Роман Шишков думает сразу о самых крупных вещах: об устройстве человека, о бытии и небытии, о равной их трудности для человека, вообще — о принципиальной трудности человеческого существования, — и о родстве поэзии со всем этим. Глядя на этот беглый читательский перечень, можно подумать, будто ведущее его чувство — отчаяние (а подумав, можно даже и принять, и понять: юные люди часто отваживаются на отчаяние с особенной честностью, тем более, что и жизнь, вообще-то, к этому очень располагает). Но нет: в основе всех собранных здесь высказываний молодого поэта — острое чувство ценности живого и цельного.

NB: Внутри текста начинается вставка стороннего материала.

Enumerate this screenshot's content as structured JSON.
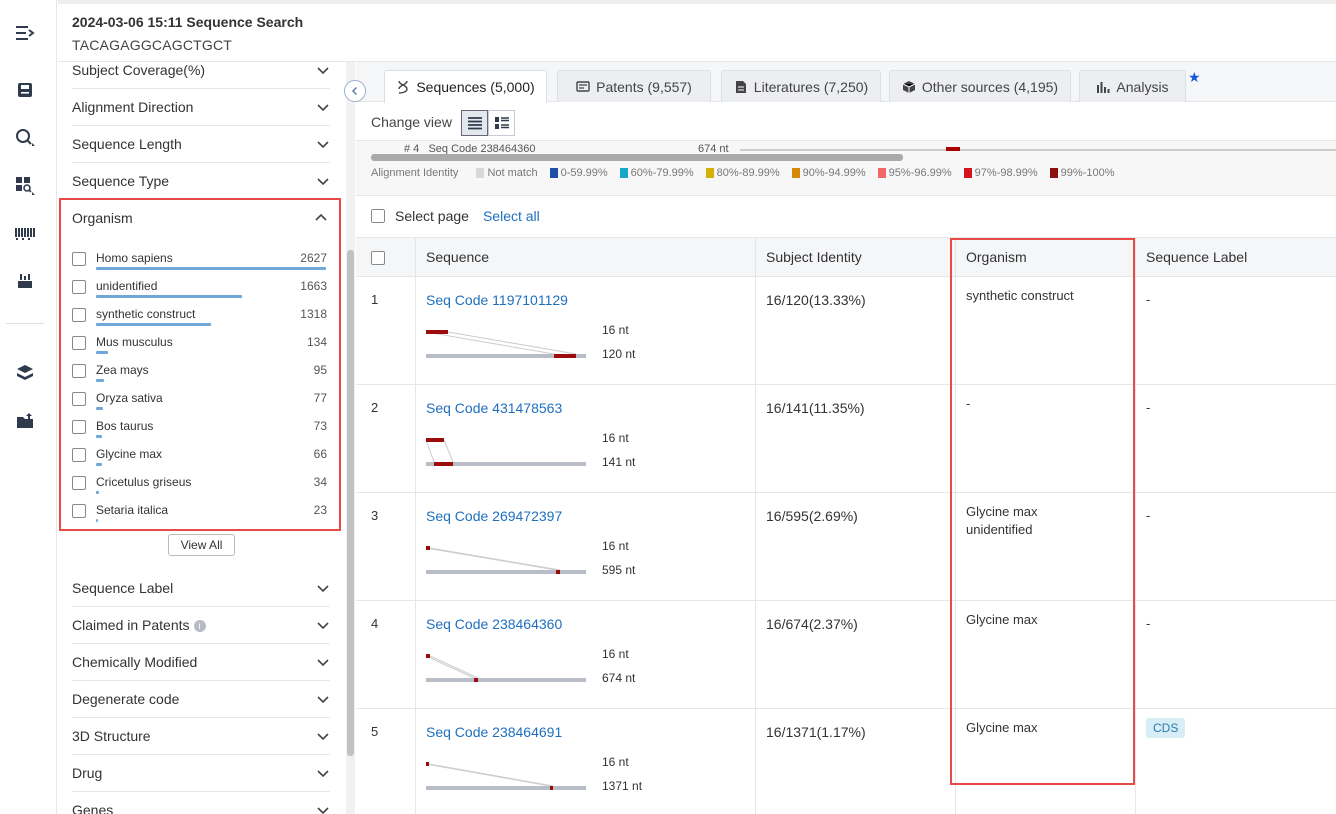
{
  "header": {
    "title": "2024-03-06 15:11 Sequence Search",
    "query": "TACAGAGGCAGCTGCT"
  },
  "rail": {
    "icons": [
      "menu-expand-icon",
      "save-icon",
      "search-icon",
      "grid-search-icon",
      "barcode-icon",
      "lab-icon",
      "layers-icon",
      "folder-upload-icon"
    ]
  },
  "filters": {
    "sections_top": [
      {
        "label": "Subject Coverage(%)"
      },
      {
        "label": "Alignment Direction"
      },
      {
        "label": "Sequence Length"
      },
      {
        "label": "Sequence Type"
      }
    ],
    "organism": {
      "label": "Organism",
      "items": [
        {
          "name": "Homo sapiens",
          "count": "2627",
          "frac": 1.0
        },
        {
          "name": "unidentified",
          "count": "1663",
          "frac": 0.633
        },
        {
          "name": "synthetic construct",
          "count": "1318",
          "frac": 0.502
        },
        {
          "name": "Mus musculus",
          "count": "134",
          "frac": 0.051
        },
        {
          "name": "Zea mays",
          "count": "95",
          "frac": 0.036
        },
        {
          "name": "Oryza sativa",
          "count": "77",
          "frac": 0.029
        },
        {
          "name": "Bos taurus",
          "count": "73",
          "frac": 0.028
        },
        {
          "name": "Glycine max",
          "count": "66",
          "frac": 0.025
        },
        {
          "name": "Cricetulus griseus",
          "count": "34",
          "frac": 0.013
        },
        {
          "name": "Setaria italica",
          "count": "23",
          "frac": 0.009
        }
      ],
      "view_all": "View All"
    },
    "sections_bottom": [
      {
        "label": "Sequence Label"
      },
      {
        "label": "Claimed in Patents"
      },
      {
        "label": "Chemically Modified"
      },
      {
        "label": "Degenerate code"
      },
      {
        "label": "3D Structure"
      },
      {
        "label": "Drug"
      },
      {
        "label": "Genes"
      }
    ]
  },
  "tabs": [
    {
      "label": "Sequences (5,000)",
      "icon": "dna-icon",
      "active": true
    },
    {
      "label": "Patents (9,557)",
      "icon": "patent-icon",
      "active": false
    },
    {
      "label": "Literatures (7,250)",
      "icon": "document-icon",
      "active": false
    },
    {
      "label": "Other sources (4,195)",
      "icon": "box-icon",
      "active": false
    },
    {
      "label": "Analysis",
      "icon": "bar-chart-icon",
      "active": false
    }
  ],
  "view": {
    "change_view": "Change view"
  },
  "overview": {
    "row_index": "# 4",
    "row_code": "Seq Code 238464360",
    "row_len": "674 nt",
    "legend_title": "Alignment Identity",
    "legend": [
      {
        "label": "Not match",
        "color": "#d9d9d9"
      },
      {
        "label": "0-59.99%",
        "color": "#1f4fa8"
      },
      {
        "label": "60%-79.99%",
        "color": "#19a7c9"
      },
      {
        "label": "80%-89.99%",
        "color": "#d4b106"
      },
      {
        "label": "90%-94.99%",
        "color": "#d48806"
      },
      {
        "label": "95%-96.99%",
        "color": "#f26767"
      },
      {
        "label": "97%-98.99%",
        "color": "#d4141f"
      },
      {
        "label": "99%-100%",
        "color": "#8c1010"
      }
    ]
  },
  "selection": {
    "select_page": "Select page",
    "select_all": "Select all"
  },
  "table": {
    "headers": [
      "Sequence",
      "Subject Identity",
      "Organism",
      "Sequence Label"
    ],
    "rows": [
      {
        "idx": "1",
        "code": "Seq Code 1197101129",
        "q_len": "16 nt",
        "s_len": "120 nt",
        "identity": "16/120(13.33%)",
        "organism": "synthetic construct",
        "organism2": "",
        "label": "-",
        "cds": false
      },
      {
        "idx": "2",
        "code": "Seq Code 431478563",
        "q_len": "16 nt",
        "s_len": "141 nt",
        "identity": "16/141(11.35%)",
        "organism": "-",
        "organism2": "",
        "label": "-",
        "cds": false
      },
      {
        "idx": "3",
        "code": "Seq Code 269472397",
        "q_len": "16 nt",
        "s_len": "595 nt",
        "identity": "16/595(2.69%)",
        "organism": "Glycine max",
        "organism2": "unidentified",
        "label": "-",
        "cds": false
      },
      {
        "idx": "4",
        "code": "Seq Code 238464360",
        "q_len": "16 nt",
        "s_len": "674 nt",
        "identity": "16/674(2.37%)",
        "organism": "Glycine max",
        "organism2": "",
        "label": "-",
        "cds": false
      },
      {
        "idx": "5",
        "code": "Seq Code 238464691",
        "q_len": "16 nt",
        "s_len": "1371 nt",
        "identity": "16/1371(1.17%)",
        "organism": "Glycine max",
        "organism2": "",
        "label": "CDS",
        "cds": true
      }
    ]
  }
}
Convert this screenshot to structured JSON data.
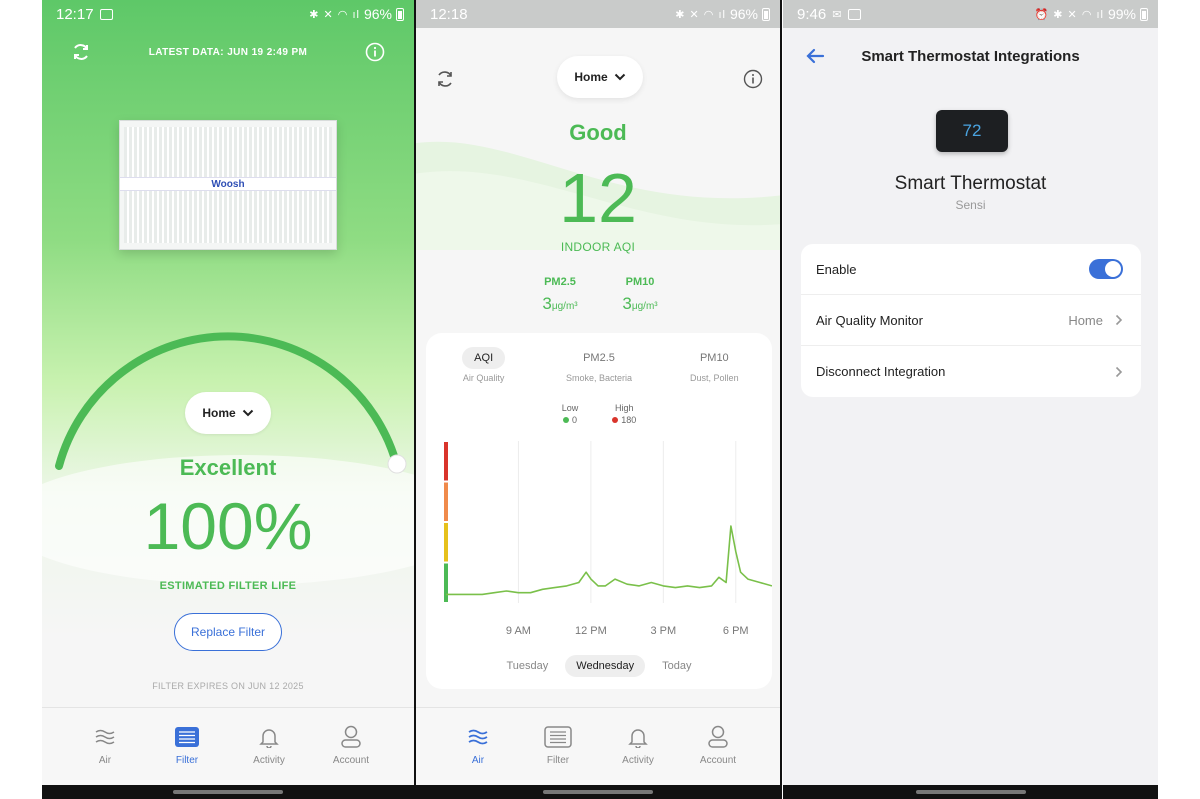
{
  "screens": {
    "filter": {
      "status_time": "12:17",
      "battery": "96%",
      "latest_data": "LATEST DATA: JUN 19 2:49 PM",
      "filter_brand": "Woosh",
      "location_selector": "Home",
      "status_word": "Excellent",
      "filter_life": "100%",
      "filter_life_label": "ESTIMATED FILTER LIFE",
      "filter_life_fraction": 1.0,
      "replace_button": "Replace Filter",
      "expires": "FILTER EXPIRES ON JUN 12 2025"
    },
    "air": {
      "status_time": "12:18",
      "battery": "96%",
      "location_selector": "Home",
      "status_word": "Good",
      "aqi_value": "12",
      "aqi_label": "INDOOR AQI",
      "pm25_label": "PM2.5",
      "pm25_value": "3",
      "pm10_label": "PM10",
      "pm10_value": "3",
      "unit": "μg/m³",
      "tabs": [
        {
          "label": "AQI",
          "sub": "Air Quality"
        },
        {
          "label": "PM2.5",
          "sub": "Smoke, Bacteria"
        },
        {
          "label": "PM10",
          "sub": "Dust, Pollen"
        }
      ],
      "legend": {
        "low_label": "Low",
        "low_value": "0",
        "high_label": "High",
        "high_value": "180"
      },
      "day_tabs": [
        "Tuesday",
        "Wednesday",
        "Today"
      ]
    },
    "thermostat": {
      "status_time": "9:46",
      "battery": "99%",
      "title": "Smart Thermostat Integrations",
      "device_display": "72",
      "device_name": "Smart Thermostat",
      "device_brand": "Sensi",
      "rows": {
        "enable": "Enable",
        "aqm_label": "Air Quality Monitor",
        "aqm_value": "Home",
        "disconnect": "Disconnect Integration"
      },
      "enabled": true
    }
  },
  "nav": [
    {
      "label": "Air",
      "icon": "waves-icon"
    },
    {
      "label": "Filter",
      "icon": "filter-icon"
    },
    {
      "label": "Activity",
      "icon": "bell-icon"
    },
    {
      "label": "Account",
      "icon": "user-icon"
    }
  ],
  "chart_data": {
    "type": "line",
    "title": "",
    "x_tick_labels": [
      "9 AM",
      "12 PM",
      "3 PM",
      "6 PM"
    ],
    "xlabel": "",
    "ylabel": "",
    "ylim": [
      0,
      180
    ],
    "grid": "vertical",
    "series": [
      {
        "x_hours": [
          6.0,
          6.5,
          7.0,
          7.5,
          8.0,
          8.5,
          9.0,
          9.5,
          10.0,
          10.5,
          11.0,
          11.5,
          11.8,
          12.0,
          12.3,
          12.6,
          13.0,
          13.5,
          14.0,
          14.5,
          15.0,
          15.5,
          16.0,
          16.5,
          17.0,
          17.3,
          17.6,
          17.8,
          18.0,
          18.2,
          18.5,
          19.0,
          19.5
        ],
        "values": [
          5,
          5,
          5,
          5,
          6,
          7,
          6,
          6,
          8,
          9,
          10,
          12,
          18,
          14,
          10,
          10,
          14,
          11,
          10,
          12,
          10,
          9,
          10,
          9,
          10,
          15,
          12,
          45,
          30,
          18,
          14,
          12,
          10
        ]
      }
    ],
    "legend": "top-center"
  }
}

Он, собственно, только об этом и говорит — даже когда кажется, что он проговаривает вещи вполне очевидные, — как, например, о том, что человека теснят и упрощают — вплоть до губительности — самим же человеком созданные дихотомии: «интеллект вообще штука убийственная, если отдаться ему целиком: там, где он проходит, гибнут цветы и звери, а стихи рождаются мёртвыми», «чувства, когда отдаёшься им, способны без интеллекта увести тебя в глушь своего бесконечно-скучного эго», — да кто бы спорил (а вот что «никакого Бога», по мнению интеллекта, «конечно же, нет», — тут с автором поспорили бы очень многие, от средневековых схоластов до Александра Сергеевича, по признанию которого именно «ум ищет божества», а не находит его как раз переполненное чувствами «сердце»), а все — мнимые в конечном счёте — противоположности хороши во взаимодополнении. То, что речь для автора идёт совсем не о многократно проговоренных очевидностях, становится ясно, как только въедливый читатель добирается до второго фрагмента — до того, где «верлибр — разрастающееся дерево». Поэт, чувствующий поэзию изнутри как собственное дело, знает, что она живая, своевольная и, как всё живое, превосходит утилитарные человеческие установки.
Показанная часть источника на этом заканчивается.